HCMC – Technology transfers from foreign firms to domestic partners have been as scant as ever, said Nguyen Thanh Phong, chairman of HCMC, at a meeting with foreign firms on April 21.
In 1995, foreign-invested companies contributed around 11% to gross domestic product (GDP) in the city, and the figure has now risen to 17%. Their exports account for a staggering 55.9% of the city’s total.
They have created direct jobs for about 270,000 workers and millions of indirect jobs.
However, the ratio of advanced technology transferred to local companies is woefully low, said chairman Phong, adding the city needs a far higher technology transfer ratio to bolster its growth.
Foreign-invested enterprises are actively involved in the real estate sector, making up a whopping 43% of their total investment pledges, he noted.
He said the municipal government will further improve the investment environment by making policies and mechanisms more predictable.
The city will halve the time for receipt and inspection of customs clearance documents, as well as goods checks. Similarly, it will speed up procedures for registration of housing and landed assets ownership to 14 days from the current 57 for companies.
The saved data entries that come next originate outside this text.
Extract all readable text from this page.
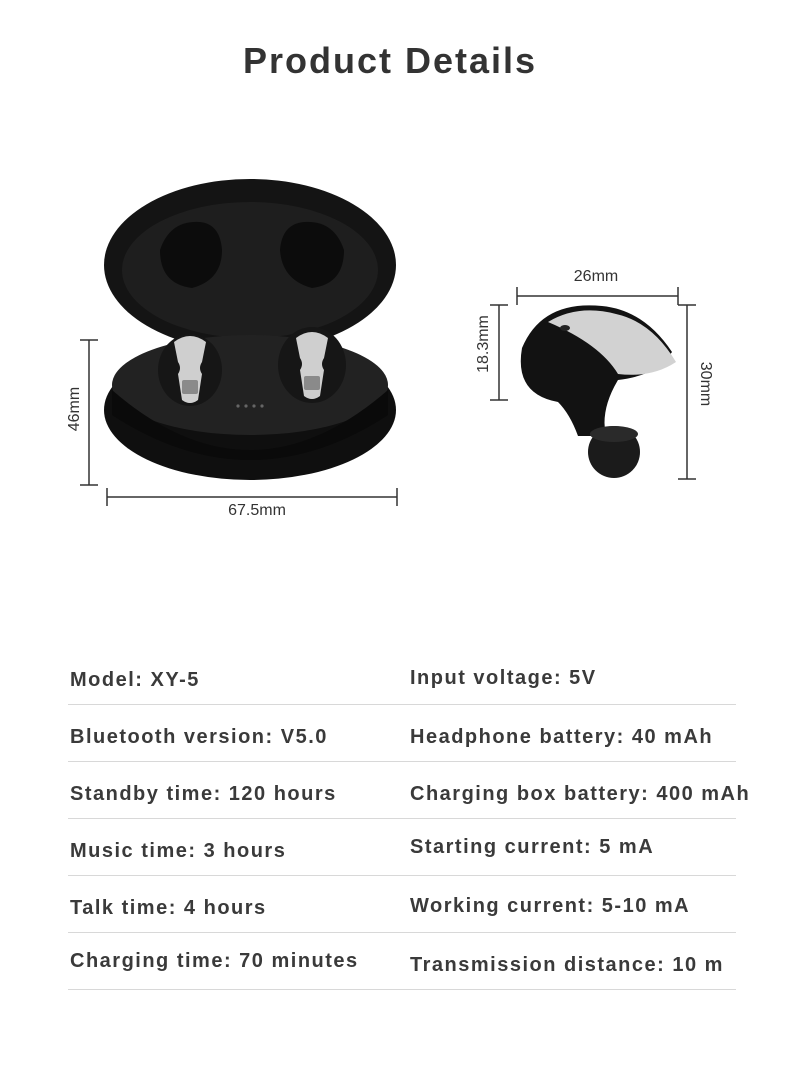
Product Details
46mm
67.5mm
26mm
18.3mm
30mm
Model: XY-5	Input voltage: 5V
Bluetooth version: V5.0	Headphone battery: 40 mAh
Standby time: 120 hours	Charging box battery: 400 mAh
Music time: 3 hours	Starting current: 5 mA
Talk time: 4 hours	Working current: 5-10 mA
Charging time: 70 minutes	Transmission distance: 10 m
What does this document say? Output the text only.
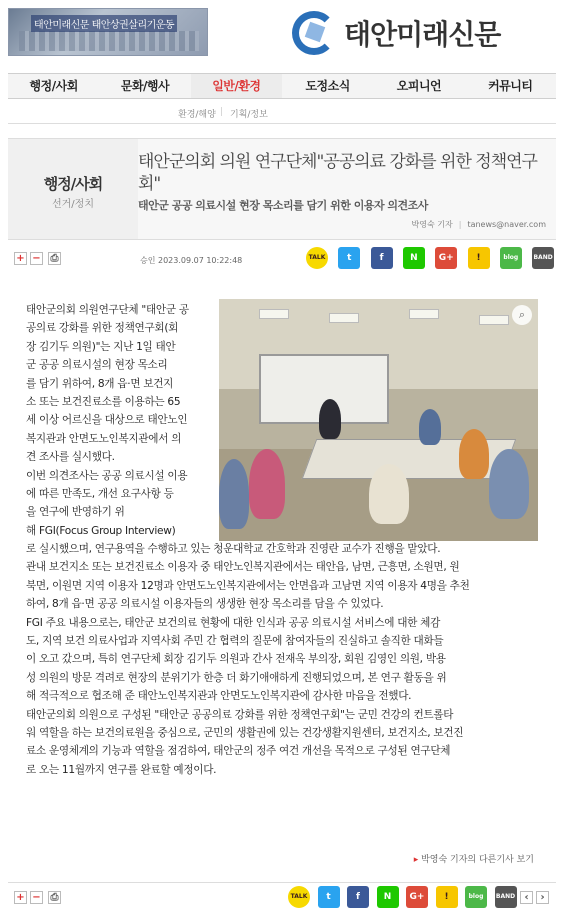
태안미래신문 태안상권살리기운동	태안미래신문
행정/사회	문화/행사	일반/환경	도정소식	오피니언	커뮤니티
환경/해양 | 기획/정보
행정/사회
선거/정치
태안군의회 의원 연구단체"공공의료 강화를 위한 정책연구회"
태안군 공공 의료시설 현장 목소리를 담기 위한 이용자 의견조사
박영숙 기자 | tanews@naver.com
+ − ⎙	승인 2023.09.07 10:22:48	TALK	t	f	N	G+	!	blog	BAND
⌕
태안군의회 의원연구단체 "태안군 공
공의료 강화를 위한 정책연구회(회
장 김기두 의원)"는 지난 1일 태안
군 공공 의료시설의 현장 목소리
를 담기 위하여, 8개 읍·면 보건지
소 또는 보건진료소를 이용하는 65
세 이상 어르신을 대상으로 태안노인
복지관과 안면도노인복지관에서 의
견 조사를 실시했다.
이번 의견조사는 공공 의료시설 이용
에 따른 만족도, 개선 요구사항 등
을 연구에 반영하기 위
해 FGI(Focus Group Interview)
로 실시했으며, 연구용역을 수행하고 있는 청운대학교 간호학과 진영란 교수가 진행을 맡았다.
관내 보건지소 또는 보건진료소 이용자 중 태안노인복지관에서는 태안읍, 남면, 근흥면, 소원면, 원
북면, 이원면 지역 이용자 12명과 안면도노인복지관에서는 안면읍과 고남면 지역 이용자 4명을 추천
하여, 8개 읍·면 공공 의료시설 이용자들의 생생한 현장 목소리를 담을 수 있었다.
FGI 주요 내용으로는, 태안군 보건의료 현황에 대한 인식과 공공 의료시설 서비스에 대한 체감
도, 지역 보건 의료사업과 지역사회 주민 간 협력의 질문에 참여자들의 진실하고 솔직한 대화들
이 오고 갔으며, 특히 연구단체 회장 김기두 의원과 간사 전재옥 부의장, 회원 김영인 의원, 박용
성 의원의 방문 격려로 현장의 분위기가 한층 더 화기애애하게 진행되었으며, 본 연구 활동을 위
해 적극적으로 협조해 준 태안노인복지관과 안면도노인복지관에 감사한 마음을 전했다.
태안군의회 의원으로 구성된 "태안군 공공의료 강화를 위한 정책연구회"는 군민 건강의 컨트롤타
워 역할을 하는 보건의료원을 중심으로, 군민의 생활권에 있는 건강생활지원센터, 보건지소, 보건진
료소 운영체계의 기능과 역할을 점검하여, 태안군의 정주 여건 개선을 목적으로 구성된 연구단체
로 오는 11월까지 연구를 완료할 예정이다.
▸ 박영숙 기자의 다른기사 보기
+ − ⎙	TALK	t	f	N	G+	!	blog	BAND ‹	›
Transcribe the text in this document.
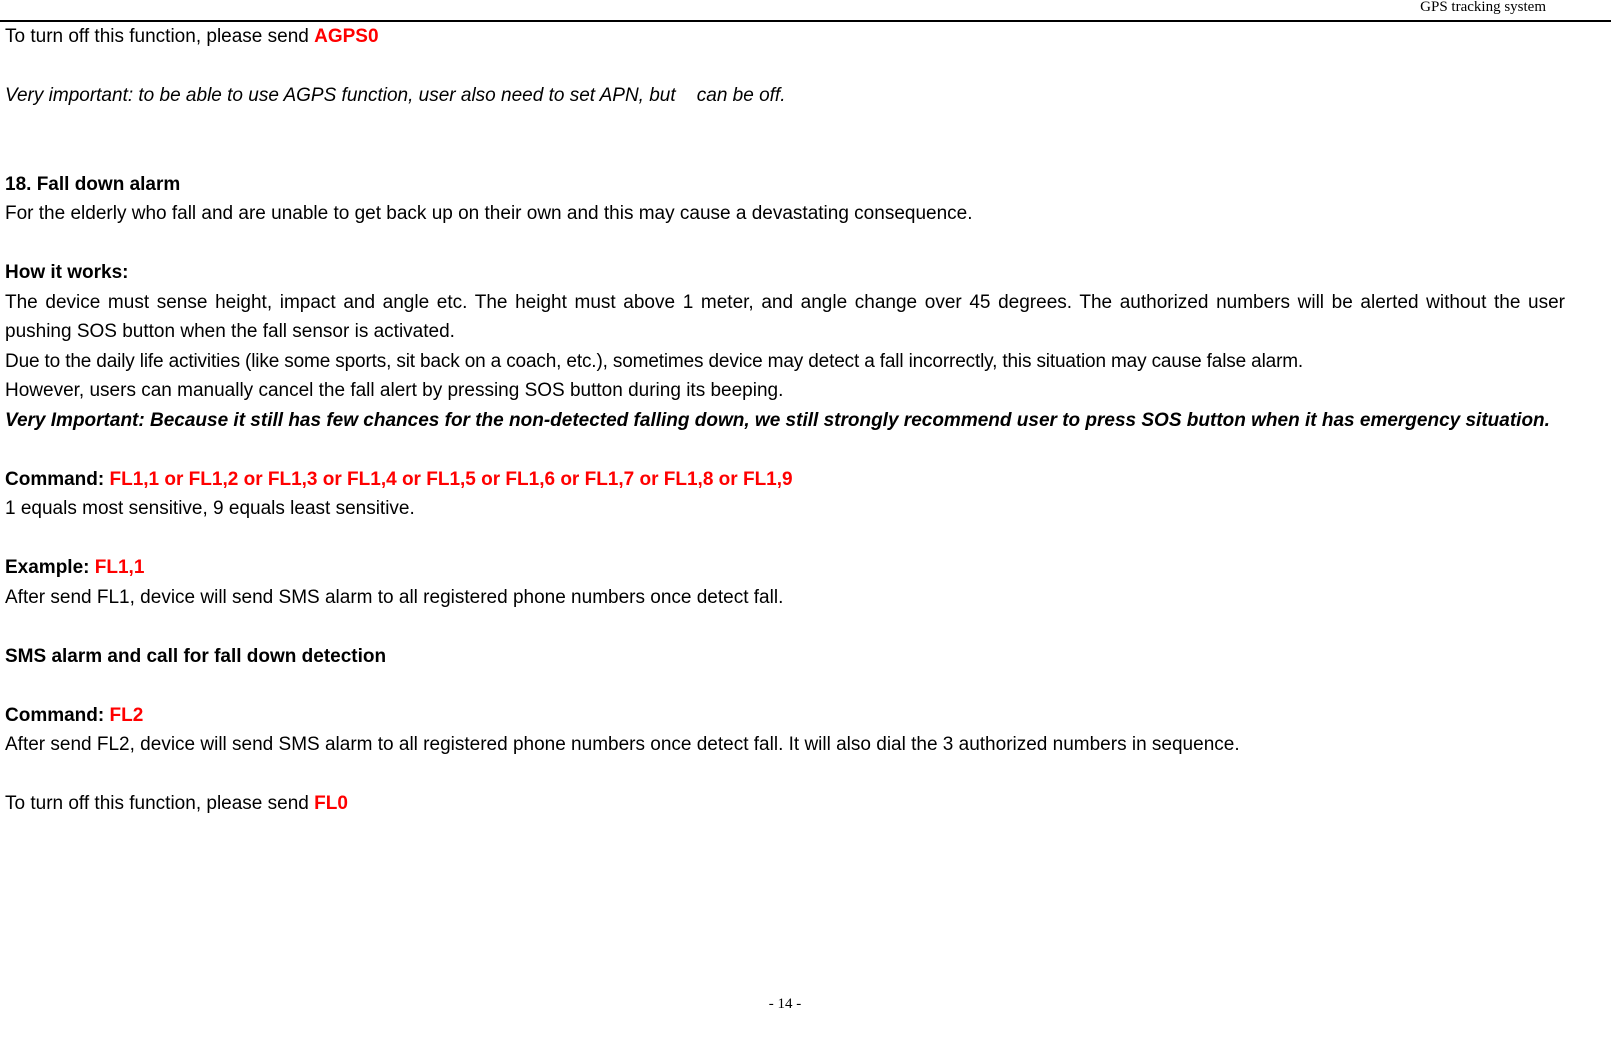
GPS tracking system

To turn off this function, please send AGPS0

Very important: to be able to use AGPS function, user also need to set APN, but    can be off.

18. Fall down alarm

For the elderly who fall and are unable to get back up on their own and this may cause a devastating consequence.

How it works:

The device must sense height, impact and angle etc. The height must above 1 meter, and angle change over 45 degrees. The authorized numbers will be alerted without the user pushing SOS button when the fall sensor is activated.

Due to the daily life activities (like some sports, sit back on a coach, etc.), sometimes device may detect a fall incorrectly, this situation may cause false alarm.

However, users can manually cancel the fall alert by pressing SOS button during its beeping.

Very Important: Because it still has few chances for the non-detected falling down, we still strongly recommend user to press SOS button when it has emergency situation.

Command: FL1,1 or FL1,2 or FL1,3 or FL1,4 or FL1,5 or FL1,6 or FL1,7 or FL1,8 or FL1,9

1 equals most sensitive, 9 equals least sensitive.

Example: FL1,1

After send FL1, device will send SMS alarm to all registered phone numbers once detect fall.

SMS alarm and call for fall down detection

Command: FL2

After send FL2, device will send SMS alarm to all registered phone numbers once detect fall. It will also dial the 3 authorized numbers in sequence.

To turn off this function, please send FL0

- 14 -
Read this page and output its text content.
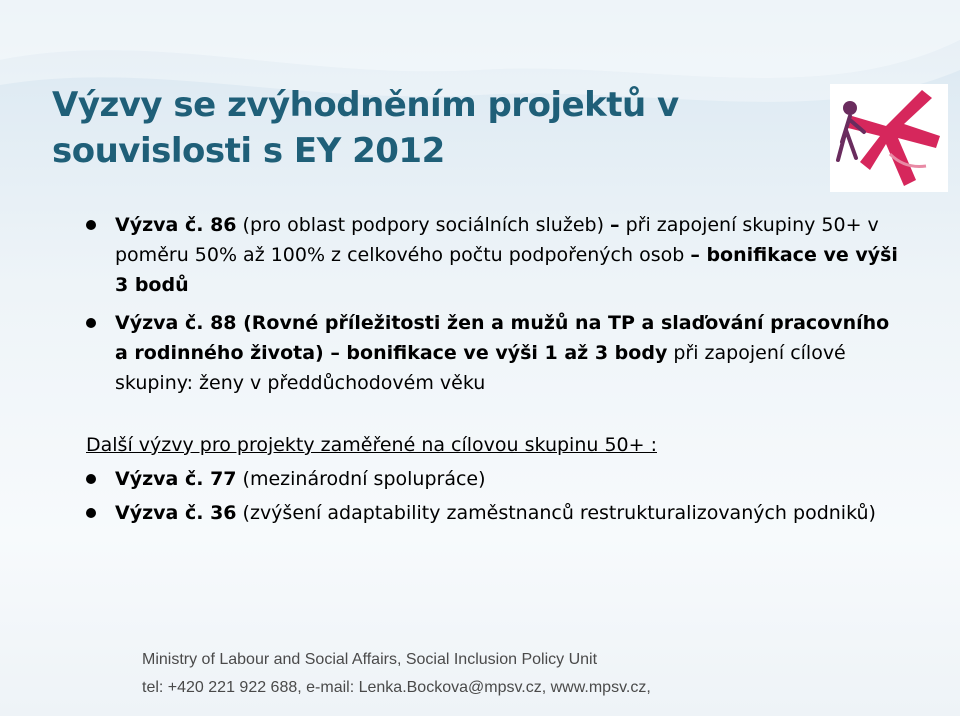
Výzvy se zvýhodněním projektů v
souvislosti s EY 2012
Výzva č. 86 (pro oblast podpory sociálních služeb) – při zapojení skupiny 50+ v poměru 50% až 100% z celkového počtu podpořených osob – bonifikace ve výši 3 bodů
Výzva č. 88 (Rovné příležitosti žen a mužů na TP a slaďování pracovního a rodinného života) – bonifikace ve výši 1 až 3 body při zapojení cílové skupiny: ženy v předdůchodovém věku
Další výzvy pro projekty zaměřené na cílovou skupinu 50+ :
Výzva č. 77 (mezinárodní spolupráce)
Výzva č. 36 (zvýšení adaptability zaměstnanců restrukturalizovaných podniků)
Ministry of Labour and Social Affairs, Social Inclusion Policy Unit
tel: +420 221 922 688, e-mail: Lenka.Bockova@mpsv.cz, www.mpsv.cz,
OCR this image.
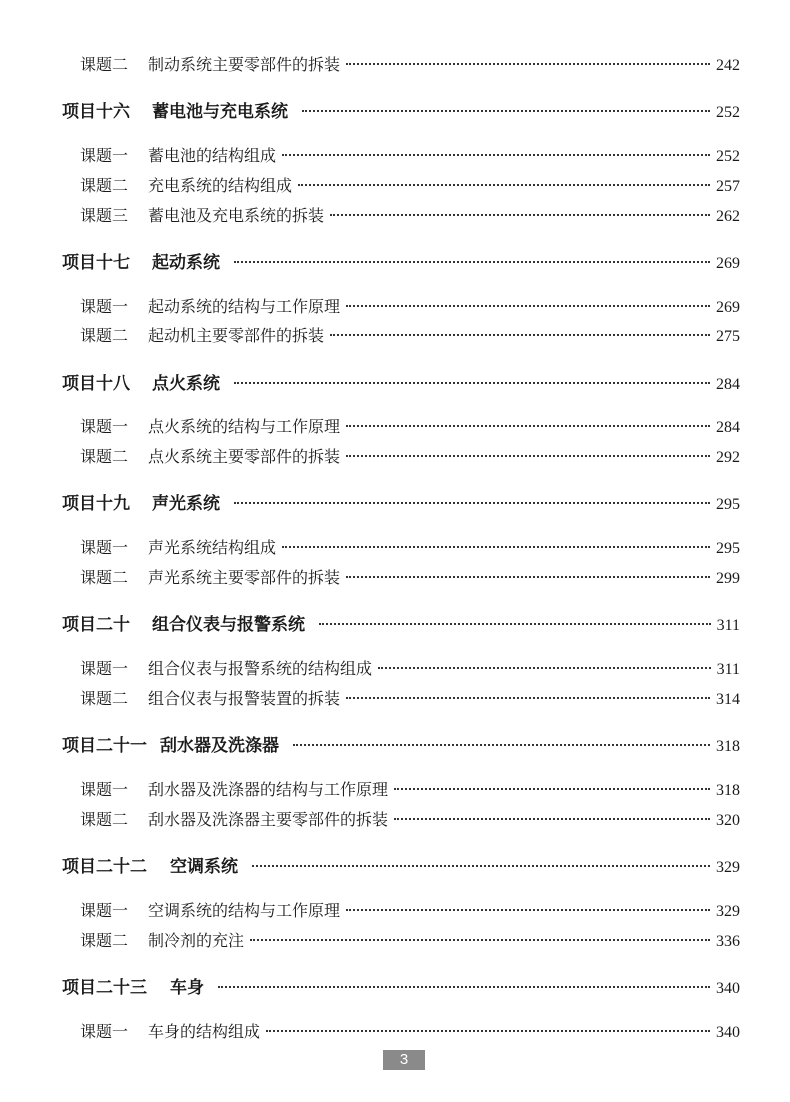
课题二	制动系统主要零部件的拆装	242
项目十六	蓄电池与充电系统	252
课题一	蓄电池的结构组成	252
课题二	充电系统的结构组成	257
课题三	蓄电池及充电系统的拆装	262
项目十七	起动系统	269
课题一	起动系统的结构与工作原理	269
课题二	起动机主要零部件的拆装	275
项目十八	点火系统	284
课题一	点火系统的结构与工作原理	284
课题二	点火系统主要零部件的拆装	292
项目十九	声光系统	295
课题一	声光系统结构组成	295
课题二	声光系统主要零部件的拆装	299
项目二十	组合仪表与报警系统	311
课题一	组合仪表与报警系统的结构组成	311
课题二	组合仪表与报警装置的拆装	314
项目二十一 刮水器及洗涤器	318
课题一	刮水器及洗涤器的结构与工作原理	318
课题二	刮水器及洗涤器主要零部件的拆装	320
项目二十二	空调系统	329
课题一	空调系统的结构与工作原理	329
课题二	制冷剂的充注	336
项目二十三	车身	340
课题一	车身的结构组成	340
3
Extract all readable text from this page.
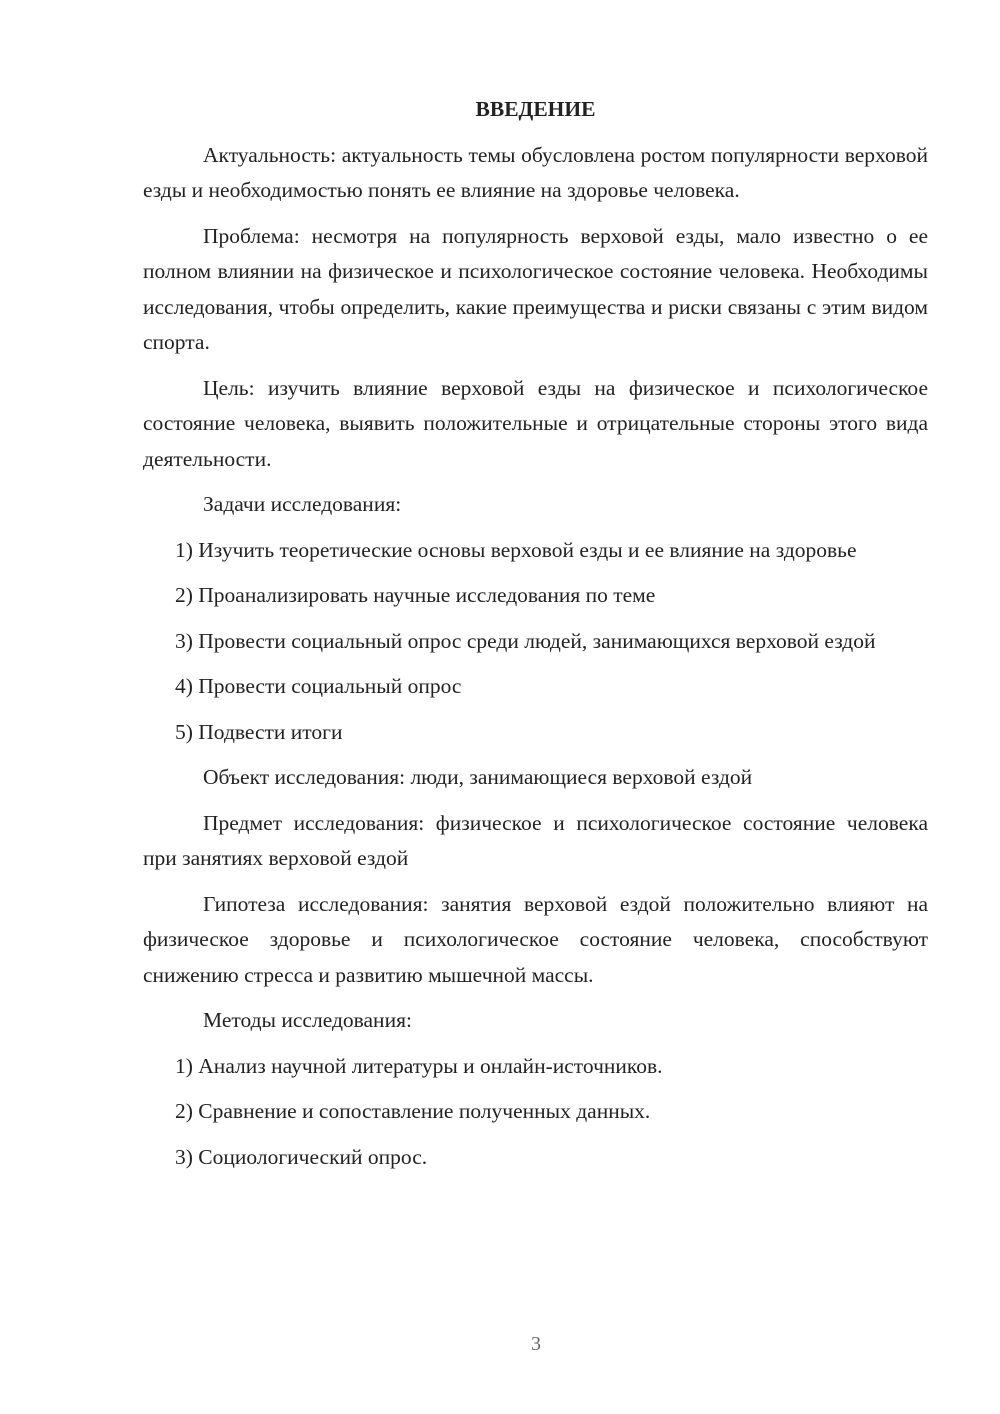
ВВЕДЕНИЕ
Актуальность: актуальность темы обусловлена ростом популярности верховой езды и необходимостью понять ее влияние на здоровье человека.
Проблема: несмотря на популярность верховой езды, мало известно о ее полном влиянии на физическое и психологическое состояние человека. Необходимы исследования, чтобы определить, какие преимущества и риски связаны с этим видом спорта.
Цель: изучить влияние верховой езды на физическое и психологическое состояние человека, выявить положительные и отрицательные стороны этого вида деятельности.
Задачи исследования:
1) Изучить теоретические основы верховой езды и ее влияние на здоровье
2) Проанализировать научные исследования по теме
3) Провести социальный опрос среди людей, занимающихся верховой ездой
4) Провести социальный опрос
5) Подвести итоги
Объект исследования: люди, занимающиеся верховой ездой
Предмет исследования: физическое и психологическое состояние человека при занятиях верховой ездой
Гипотеза исследования: занятия верховой ездой положительно влияют на физическое здоровье и психологическое состояние человека, способствуют снижению стресса и развитию мышечной массы.
Методы исследования:
1) Анализ научной литературы и онлайн-источников.
2) Сравнение и сопоставление полученных данных.
3) Социологический опрос.
3
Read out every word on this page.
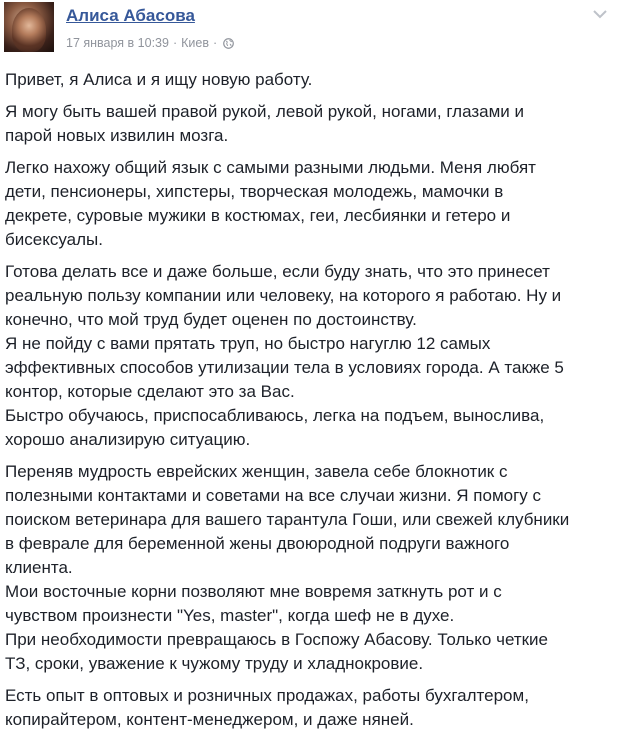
Алиса Абасова
17 января в 10:39 · Киев ·
Привет, я Алиса и я ищу новую работу.
Я могу быть вашей правой рукой, левой рукой, ногами, глазами и
парой новых извилин мозга.
Легко нахожу общий язык с самыми разными людьми. Меня любят
дети, пенсионеры, хипстеры, творческая молодежь, мамочки в
декрете, суровые мужики в костюмах, геи, лесбиянки и гетеро и
бисексуалы.
Готова делать все и даже больше, если буду знать, что это принесет
реальную пользу компании или человеку, на которого я работаю. Ну и
конечно, что мой труд будет оценен по достоинству.
Я не пойду с вами прятать труп, но быстро нагуглю 12 самых
эффективных способов утилизации тела в условиях города. А также 5
контор, которые сделают это за Вас.
Быстро обучаюсь, приспосабливаюсь, легка на подъем, вынослива,
хорошо анализирую ситуацию.
Переняв мудрость еврейских женщин, завела себе блокнотик с
полезными контактами и советами на все случаи жизни. Я помогу с
поиском ветеринара для вашего тарантула Гоши, или свежей клубники
в феврале для беременной жены двоюродной подруги важного
клиента.
Мои восточные корни позволяют мне вовремя заткнуть рот и с
чувством произнести "Yes, master", когда шеф не в духе.
При необходимости превращаюсь в Госпожу Абасову. Только четкие
ТЗ, сроки, уважение к чужому труду и хладнокровие.
Есть опыт в оптовых и розничных продажах, работы бухгалтером,
копирайтером, контент-менеджером, и даже няней.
The city has already set up an interdisciplinary working group to facilitate the handling of investment procedures.
According to the chairman, all businesses are equal before law, so the city government is committed not to criminalizing economic and civil cases. Local authorities will inspect companies once a year, and try to iron out difficulties faced by them.
The city leader said the local government has been working on special policies since the National Assembly issued Resolution 54 entitling the city to a special mechanism.
He pledged to create favorable conditions for foreign-invested companies to grow business. He wanted them to further transfer advanced technology, train manpower and share experience with local companies to help transform HCMC into a smart city.